Cost of war
What taxpayers are spending for the Iraq war this year:
$155.5 billion.

What $155.5 billion could pay for:
health care for
44,330,909 people.

Source: National Priorities Project

Torture
This is a highly tardy response to Paul Hill’s article “Psychologists equivocate on torture” (PWW 9/29-10/5). I’ve had the clip in a file and only now managed to get organized enough to respond.
I am a long time American Psychological Association member. Despite this appearance of conventionalism, I am an unconventional left-wing person.
In the long decades of being a shrink, the field seems to have become more and more of a business. Journals reflect this with numerous ads for how one can run an office and make more money. The motivations and efforts that some made in the 1940s seem to have disappeared.
Still, I have never considered that my resignation would make a bit of difference, and might close down what small amount of information that I do see in the Oregon Psychologist. “Life status” means that none of the connections cost a cent and I buy nothing and go to no meetings.
I agree that all progressives must struggle. Any more specific suggestions as to how to raise that red flag of warning against political and professional participation and support of heinous activities (call it torture or fascism) would be helpful.
What you had to say was greatly appreciated.

Jean Anderson
Via e-mail

Vote ‘yes’ on VA health care
On Feb. 5 (and on all the early-voting ballots), voters in Cook County and 21 other Illinois counties will have the chance to vote for full mandatory funding for veterans’ health care. We strongly urge all voters to turn to the last page of the ballot and vote for this important advisory referendum.
Veterans’ health care funding—already earned by their service to their country, often at risk of their lives—is not currently assured. In fact, it is funded on an annual discretionary basis like highway funding and pork barrel projects. The funding that does exist is not sufficient to cover all veterans and makes many veterans pay for their Veterans Administration health care. A recent Harvard study showed that there are 1.8 million veterans in this country go without health care. Excluded from the VA, these veterans do not or cannot get coverage elsewhere and are among the 47 million Americans without care.
This travesty must stop! We hope all Illinois voters in these 22 counties will vote for veterans and for full mandatory funding of VA health care.

Bruce Parry
Chicago IL
Bruce Parry is the chair of the Coalition of Veterans Organizations.

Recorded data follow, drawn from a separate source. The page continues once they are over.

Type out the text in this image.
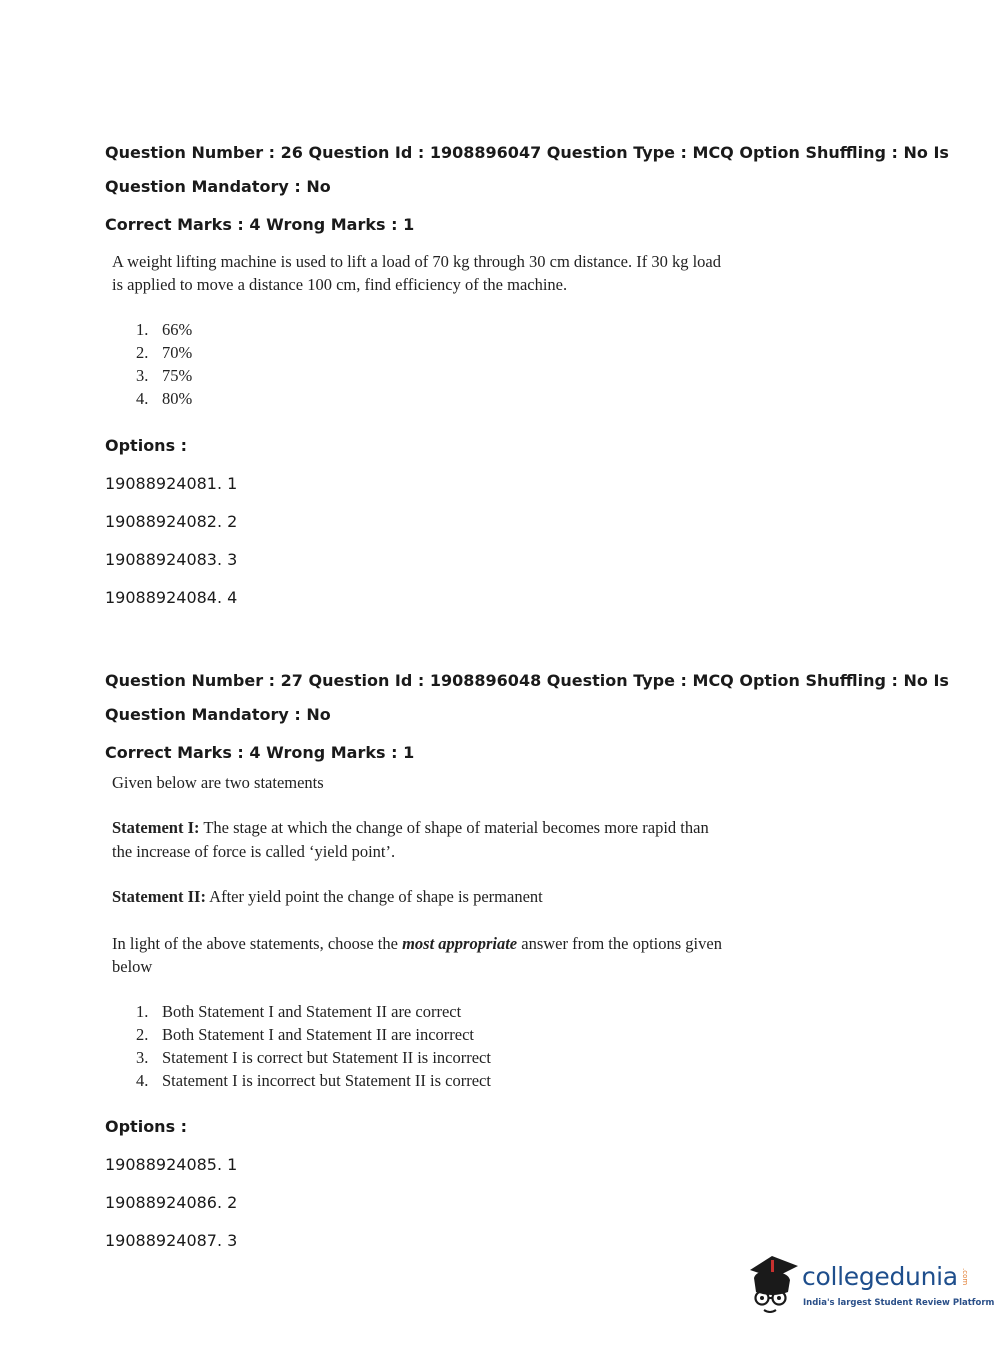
Question Number : 26 Question Id : 1908896047 Question Type : MCQ Option Shuffling : No Is
Question Mandatory : No
Correct Marks : 4 Wrong Marks : 1
A weight lifting machine is used to lift a load of 70 kg through 30 cm distance. If 30 kg load
is applied to move a distance 100 cm, find efficiency of the machine.
1. 66%
2. 70%
3. 75%
4. 80%
Options :
19088924081. 1
19088924082. 2
19088924083. 3
19088924084. 4
Question Number : 27 Question Id : 1908896048 Question Type : MCQ Option Shuffling : No Is
Question Mandatory : No
Correct Marks : 4 Wrong Marks : 1
Given below are two statements
Statement I: The stage at which the change of shape of material becomes more rapid than
the increase of force is called ‘yield point’.
Statement II: After yield point the change of shape is permanent
In light of the above statements, choose the most appropriate answer from the options given
below
1. Both Statement I and Statement II are correct
2. Both Statement I and Statement II are incorrect
3. Statement I is correct but Statement II is incorrect
4. Statement I is incorrect but Statement II is correct
Options :
19088924085. 1
19088924086. 2
19088924087. 3
collegedunia .com
India's largest Student Review Platform
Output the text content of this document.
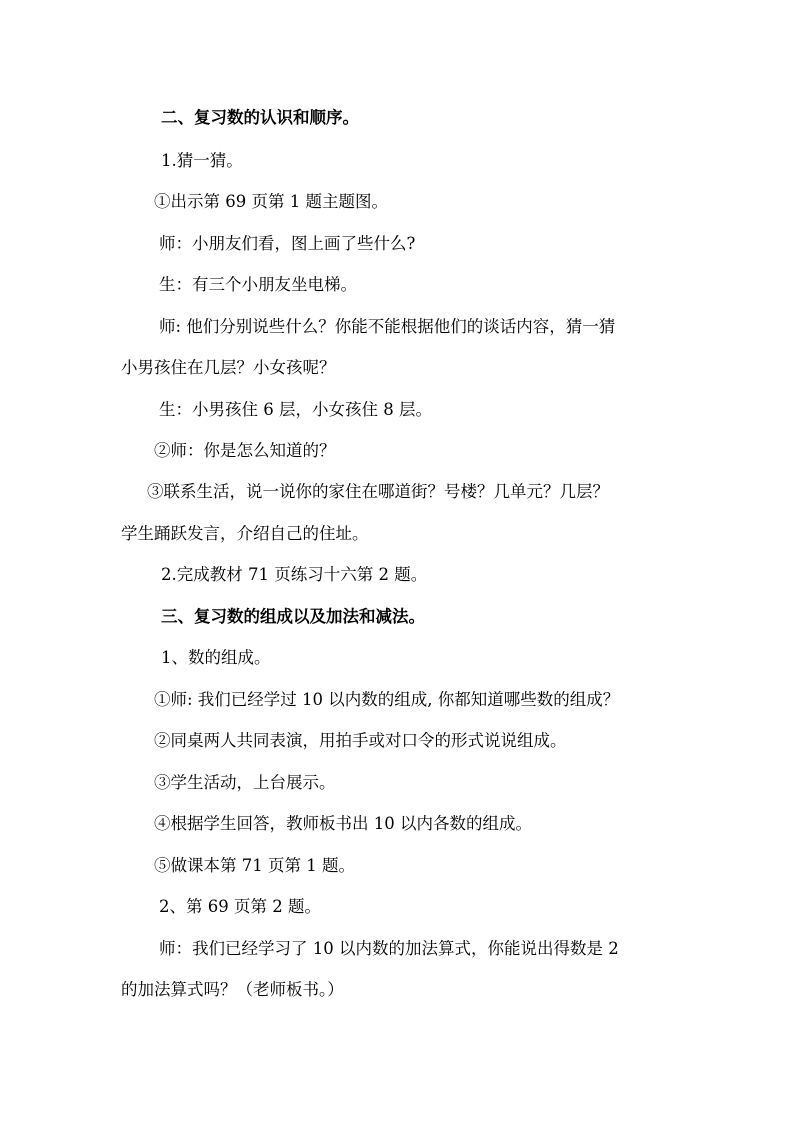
二、复习数的认识和顺序。
1.猜一猜。
①出示第 69 页第 1 题主题图。
师：小朋友们看，图上画了些什么?
生：有三个小朋友坐电梯。
师: 他们分别说些什么？你能不能根据他们的谈话内容，猜一猜
小男孩住在几层？小女孩呢？
生：小男孩住 6 层，小女孩住 8 层。
②师：你是怎么知道的？
③联系生活，说一说你的家住在哪道街？号楼？几单元？几层？
学生踊跃发言，介绍自己的住址。
2.完成教材 71 页练习十六第 2 题。
三、复习数的组成以及加法和减法。
1、数的组成。
①师: 我们已经学过 10 以内数的组成, 你都知道哪些数的组成？
②同桌两人共同表演，用拍手或对口令的形式说说组成。
③学生活动，上台展示。
④根据学生回答，教师板书出 10 以内各数的组成。
⑤做课本第 71 页第 1 题。
2、第 69 页第 2 题。
师：我们已经学习了 10 以内数的加法算式，你能说出得数是 2
的加法算式吗？（老师板书。）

The Philippines and the Pomeroys
It was good to hear from Bill and Celia Pomeroy of London, England (PWW 01/12/2008). Bless them!
Recently I read Bill’s “The Forest, A Personal Record of the Huk Guerilla Struggle in the Philippines” having bought a copy in a National Book Store in Manila. I was visiting Luzon to do research for a Ph.D. dissertation I am pursuing at Walden University. The study involves mental health consequences on Filipino Amerasian children and adolescents, many now teenagers and young adults, abandoned in 1992 by American servicemen when the U.S. military withdrew from the bases at Subic Bay and Clark air base.
I would also recommend Pomeroy’s “The Philippines: Colonial, Collaboration and Resistance!” published in 1992 by International Publishers which I plan to cite in my dissertation as an informative reference. This account provides valuable insight and explanation into many of the reasons for the sharp class divisions and grinding impoverishment facing America’s former colony today.
P.C. “Pete” Kutschera
Albany NY

Nevada results
In your recent article covering the Nevada vote “A quick look at the Nevada caucus results” (Online eXtra, www.pww.org). Teresa Albano wrote, “Mitt Romney, the only GOP candidate to campaign in Nevada, won.”
However, Ron Paul was also campaigning in Nevada and finished second, ahead of John
McCain.

Jamey Rutschilling
Via e-mail

King legacy is for everyone
When Colorado Springs schools were invited to send 50 students each to the City Auditorium program honoring Dr. Martin Luther King’s legacy, some schools chose by lottery or by the first 50 to return permission slips. But one middle school principal specifically chose only Black students.
An anonymous parent objected saying “the school denied 90 percent of the students the opportunity to enrich their lives, learn about leadership and how the vision of one man can change history. Dr. King’s birthday is not a Black event and offends the dream he had.”
The school principal has apologized and in the future will send all students. The fact that space limited the attendance shows the need to increase the size of the venue chosen for holding the event.
Honoring and understanding the ideas and legacy of King is for all children to learn about and should not be another segregated event.
Children (and teachers) need to learn the history and struggle for civil rights included many brave people of all races and religions.
One way to end racism and segregation is to teach everyone to feel a part of King’s legacy and to proudly identify with him and his teachings.